Sunday, October 17th. After a series of thunder showers, and other weather changes, the bright colors outside are now mixed with bare trees, in an unusually humid October.
Monday 18th. Guests headed out happy, to the train, unperturbed by rail delays…just like in the days of old. Someone has offered to send brother Leo a booklet recounting the history of accidents in Memramcook, and he says, yes.
Tuesday 19th. Our Kia is getting a new set of tires. In Moncton, Dom Innocent took part today in an Archdiocesan presentation regarding the soon-to-arrive, new French-language Missal. He returned with material for the Priests here to read, to prepare for changes we’ll find come Advent. We have been waiting for this for a while, the copy of the soon-to-be-obsolete Missal we use for Mass is getting a bit tattered.
Wednesday 20th. Dom Innocent returned to Moncton, this time to get Father Thomas Davis, our retreat master, at the airport. Thomas is from our monastery in California, Vina, and was once superior there for close to fourty years.
Thursday 21st. Travel being what it is in 2021, Thomas was greatly delayed yesterday; so back to Moncton went Innocent this morning, for Tho
mas, who quickly settled into our routine.
Friday 22nd. Blue jays have been plentiful, this time of year; they are beautiful but busy. The hammock out front is gathering leaves.
Saturday 23rd. Father Thomas gave us a first talk. It having been a couple of years since a visiting monk gave us talks, it was striking to be together before him.
Sunday 24th. Yesterday’s talk touched on self-knowledge, of the kind God alone can offer us, through our experience of Him. Today’s talk took us back to Father Thomas’ days before, and after entering Kentucky’s Gethsemane Abbey, in 1951.
Monday 25th. This year’s retreat conferences are once a day, at 9:30, seems to work out well, using the guesthouse library, where we’ve been before. At the back of the conference room is an original painting of a monk, sitting reading in a forest setting. This used to hang in our tiny smoking room, when we had one, but it shows better in plain light.
Tuesday 26th. Father Thomas Davis drew on a foundational text for the Order, the Charter of Charity, which talks about the love by which monks in various parts of the world, separated in body, are indissolubly knit together in mind. He said that to get the idea across in today’s terms, one would say we’re gorilla-glued together.
Wednesday 27th. Father Thomas recalled teachings of the late Dom Bernard Johnson. Johnson gave us our retreat here in 2012, at the age of 87, but Davis has topped Johnson for most venerable, turning 88 today in style.
Thursday 28th. Over too soon, the final moments of the retreat put world changes of the past few years, and of the past seventy years in the perspective of intimacy with Christ, which obedience enables. Sister Anne-Marie Fitzgerald ably thanked our retreat master. Several of the Trappistines took in the weeks’ conferences here with us.

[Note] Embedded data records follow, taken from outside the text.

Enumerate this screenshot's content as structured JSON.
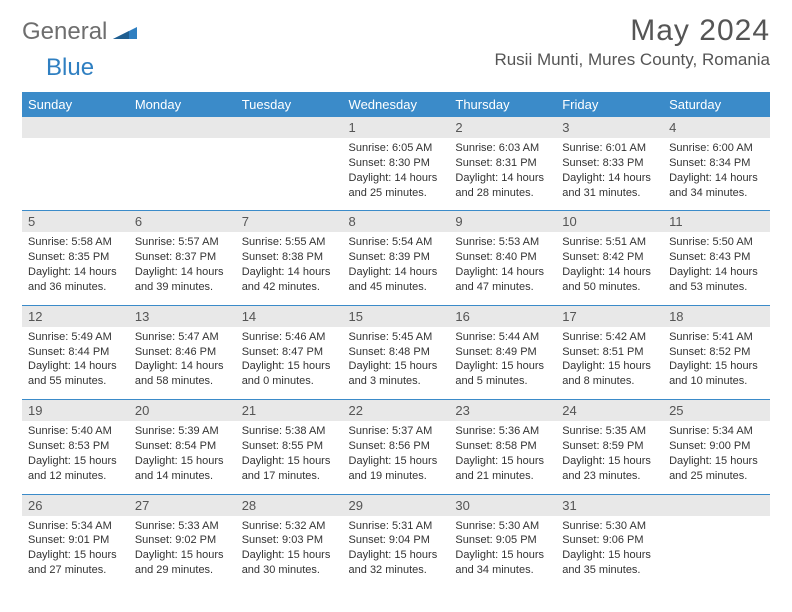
{
  "logo": {
    "general": "General",
    "blue": "Blue"
  },
  "title": "May 2024",
  "location": "Rusii Munti, Mures County, Romania",
  "colors": {
    "header_bg": "#3b8bc9",
    "header_text": "#ffffff",
    "daynum_bg": "#e8e8e8",
    "border": "#3b8bc9",
    "text": "#333333",
    "title_text": "#555555"
  },
  "weekdays": [
    "Sunday",
    "Monday",
    "Tuesday",
    "Wednesday",
    "Thursday",
    "Friday",
    "Saturday"
  ],
  "weeks": [
    [
      {
        "n": "",
        "sr": "",
        "ss": "",
        "dl": ""
      },
      {
        "n": "",
        "sr": "",
        "ss": "",
        "dl": ""
      },
      {
        "n": "",
        "sr": "",
        "ss": "",
        "dl": ""
      },
      {
        "n": "1",
        "sr": "Sunrise: 6:05 AM",
        "ss": "Sunset: 8:30 PM",
        "dl": "Daylight: 14 hours and 25 minutes."
      },
      {
        "n": "2",
        "sr": "Sunrise: 6:03 AM",
        "ss": "Sunset: 8:31 PM",
        "dl": "Daylight: 14 hours and 28 minutes."
      },
      {
        "n": "3",
        "sr": "Sunrise: 6:01 AM",
        "ss": "Sunset: 8:33 PM",
        "dl": "Daylight: 14 hours and 31 minutes."
      },
      {
        "n": "4",
        "sr": "Sunrise: 6:00 AM",
        "ss": "Sunset: 8:34 PM",
        "dl": "Daylight: 14 hours and 34 minutes."
      }
    ],
    [
      {
        "n": "5",
        "sr": "Sunrise: 5:58 AM",
        "ss": "Sunset: 8:35 PM",
        "dl": "Daylight: 14 hours and 36 minutes."
      },
      {
        "n": "6",
        "sr": "Sunrise: 5:57 AM",
        "ss": "Sunset: 8:37 PM",
        "dl": "Daylight: 14 hours and 39 minutes."
      },
      {
        "n": "7",
        "sr": "Sunrise: 5:55 AM",
        "ss": "Sunset: 8:38 PM",
        "dl": "Daylight: 14 hours and 42 minutes."
      },
      {
        "n": "8",
        "sr": "Sunrise: 5:54 AM",
        "ss": "Sunset: 8:39 PM",
        "dl": "Daylight: 14 hours and 45 minutes."
      },
      {
        "n": "9",
        "sr": "Sunrise: 5:53 AM",
        "ss": "Sunset: 8:40 PM",
        "dl": "Daylight: 14 hours and 47 minutes."
      },
      {
        "n": "10",
        "sr": "Sunrise: 5:51 AM",
        "ss": "Sunset: 8:42 PM",
        "dl": "Daylight: 14 hours and 50 minutes."
      },
      {
        "n": "11",
        "sr": "Sunrise: 5:50 AM",
        "ss": "Sunset: 8:43 PM",
        "dl": "Daylight: 14 hours and 53 minutes."
      }
    ],
    [
      {
        "n": "12",
        "sr": "Sunrise: 5:49 AM",
        "ss": "Sunset: 8:44 PM",
        "dl": "Daylight: 14 hours and 55 minutes."
      },
      {
        "n": "13",
        "sr": "Sunrise: 5:47 AM",
        "ss": "Sunset: 8:46 PM",
        "dl": "Daylight: 14 hours and 58 minutes."
      },
      {
        "n": "14",
        "sr": "Sunrise: 5:46 AM",
        "ss": "Sunset: 8:47 PM",
        "dl": "Daylight: 15 hours and 0 minutes."
      },
      {
        "n": "15",
        "sr": "Sunrise: 5:45 AM",
        "ss": "Sunset: 8:48 PM",
        "dl": "Daylight: 15 hours and 3 minutes."
      },
      {
        "n": "16",
        "sr": "Sunrise: 5:44 AM",
        "ss": "Sunset: 8:49 PM",
        "dl": "Daylight: 15 hours and 5 minutes."
      },
      {
        "n": "17",
        "sr": "Sunrise: 5:42 AM",
        "ss": "Sunset: 8:51 PM",
        "dl": "Daylight: 15 hours and 8 minutes."
      },
      {
        "n": "18",
        "sr": "Sunrise: 5:41 AM",
        "ss": "Sunset: 8:52 PM",
        "dl": "Daylight: 15 hours and 10 minutes."
      }
    ],
    [
      {
        "n": "19",
        "sr": "Sunrise: 5:40 AM",
        "ss": "Sunset: 8:53 PM",
        "dl": "Daylight: 15 hours and 12 minutes."
      },
      {
        "n": "20",
        "sr": "Sunrise: 5:39 AM",
        "ss": "Sunset: 8:54 PM",
        "dl": "Daylight: 15 hours and 14 minutes."
      },
      {
        "n": "21",
        "sr": "Sunrise: 5:38 AM",
        "ss": "Sunset: 8:55 PM",
        "dl": "Daylight: 15 hours and 17 minutes."
      },
      {
        "n": "22",
        "sr": "Sunrise: 5:37 AM",
        "ss": "Sunset: 8:56 PM",
        "dl": "Daylight: 15 hours and 19 minutes."
      },
      {
        "n": "23",
        "sr": "Sunrise: 5:36 AM",
        "ss": "Sunset: 8:58 PM",
        "dl": "Daylight: 15 hours and 21 minutes."
      },
      {
        "n": "24",
        "sr": "Sunrise: 5:35 AM",
        "ss": "Sunset: 8:59 PM",
        "dl": "Daylight: 15 hours and 23 minutes."
      },
      {
        "n": "25",
        "sr": "Sunrise: 5:34 AM",
        "ss": "Sunset: 9:00 PM",
        "dl": "Daylight: 15 hours and 25 minutes."
      }
    ],
    [
      {
        "n": "26",
        "sr": "Sunrise: 5:34 AM",
        "ss": "Sunset: 9:01 PM",
        "dl": "Daylight: 15 hours and 27 minutes."
      },
      {
        "n": "27",
        "sr": "Sunrise: 5:33 AM",
        "ss": "Sunset: 9:02 PM",
        "dl": "Daylight: 15 hours and 29 minutes."
      },
      {
        "n": "28",
        "sr": "Sunrise: 5:32 AM",
        "ss": "Sunset: 9:03 PM",
        "dl": "Daylight: 15 hours and 30 minutes."
      },
      {
        "n": "29",
        "sr": "Sunrise: 5:31 AM",
        "ss": "Sunset: 9:04 PM",
        "dl": "Daylight: 15 hours and 32 minutes."
      },
      {
        "n": "30",
        "sr": "Sunrise: 5:30 AM",
        "ss": "Sunset: 9:05 PM",
        "dl": "Daylight: 15 hours and 34 minutes."
      },
      {
        "n": "31",
        "sr": "Sunrise: 5:30 AM",
        "ss": "Sunset: 9:06 PM",
        "dl": "Daylight: 15 hours and 35 minutes."
      },
      {
        "n": "",
        "sr": "",
        "ss": "",
        "dl": ""
      }
    ]
  ]
}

Friday 29th. Early in the day, Dom Innocent took Father Thomas to Moncton, in preparation for his flight south tomorrow. Before leaving, Thomas asked our prayers for the two Cistercian communities in California, reflecting with a smile that ‘the grass is never greener, on the other side of the fence.’

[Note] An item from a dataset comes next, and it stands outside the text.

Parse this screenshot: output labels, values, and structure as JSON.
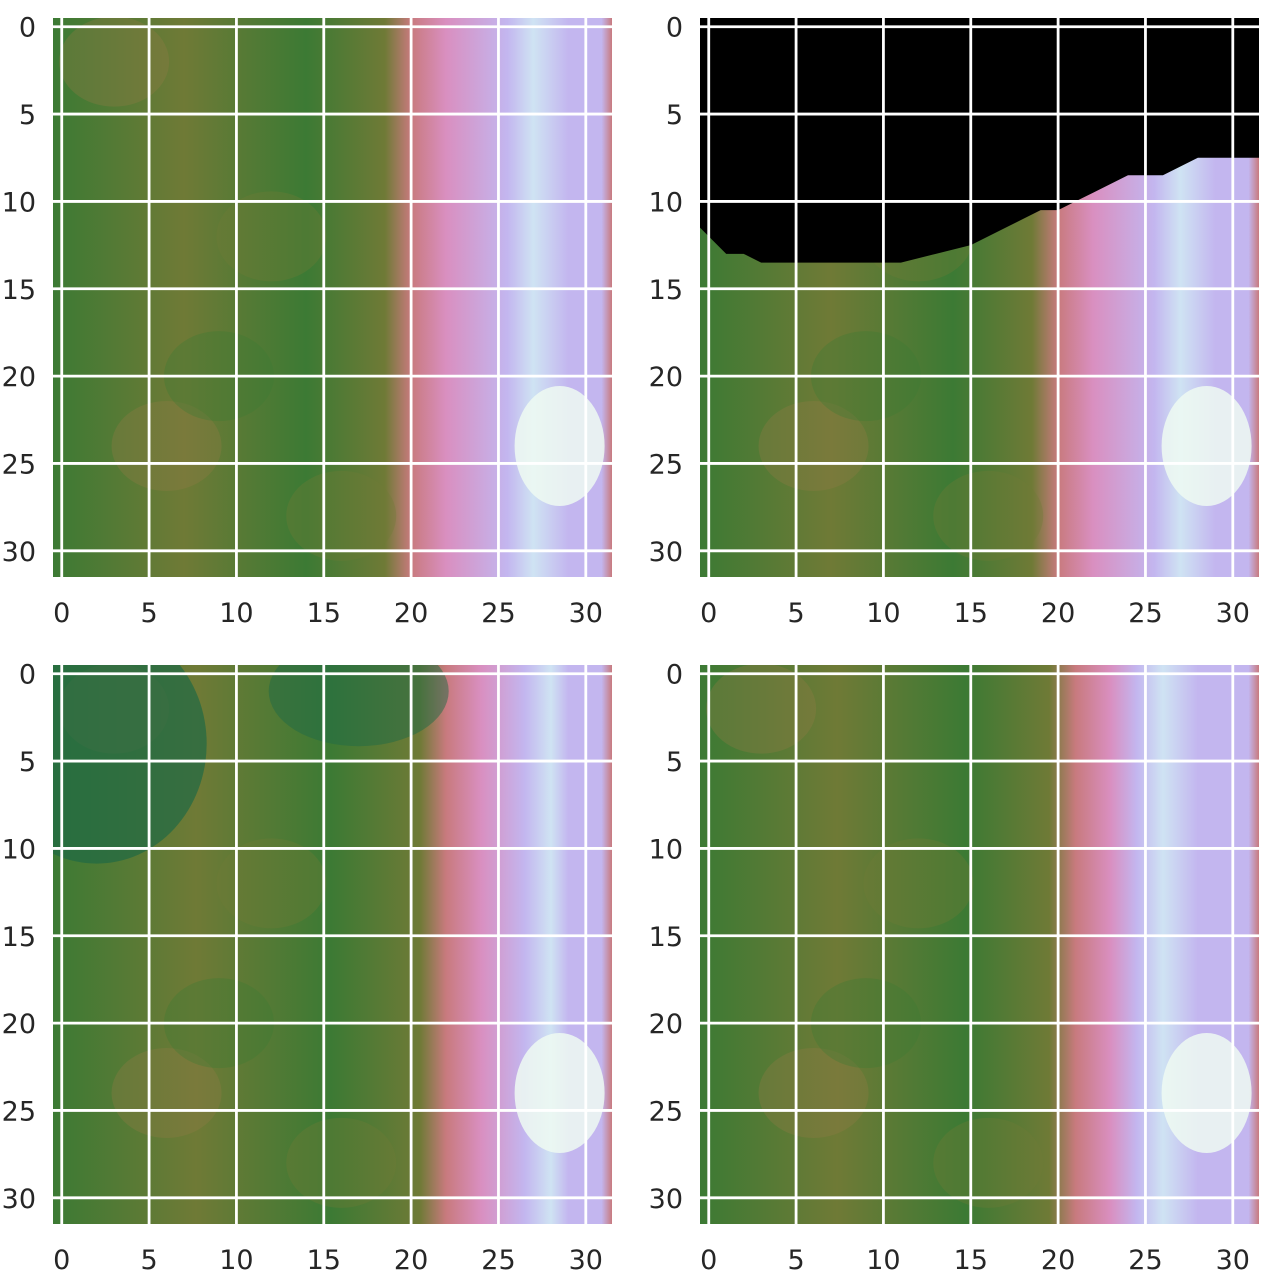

Saturday 30th. As we await happy news as regards Father Thomas’ string of flights, the weather swings up and down; today a red dragonfly was seeking a bit of warmth on the monastery’s walls made of stone.
Sunday 31st. The Alleluia verse for today’s Gospel is a passage Brother Leo finds especially striking : John 14, 23. News from Thomas today was that his flights went smooth, landing him home in California by early afternoon, there.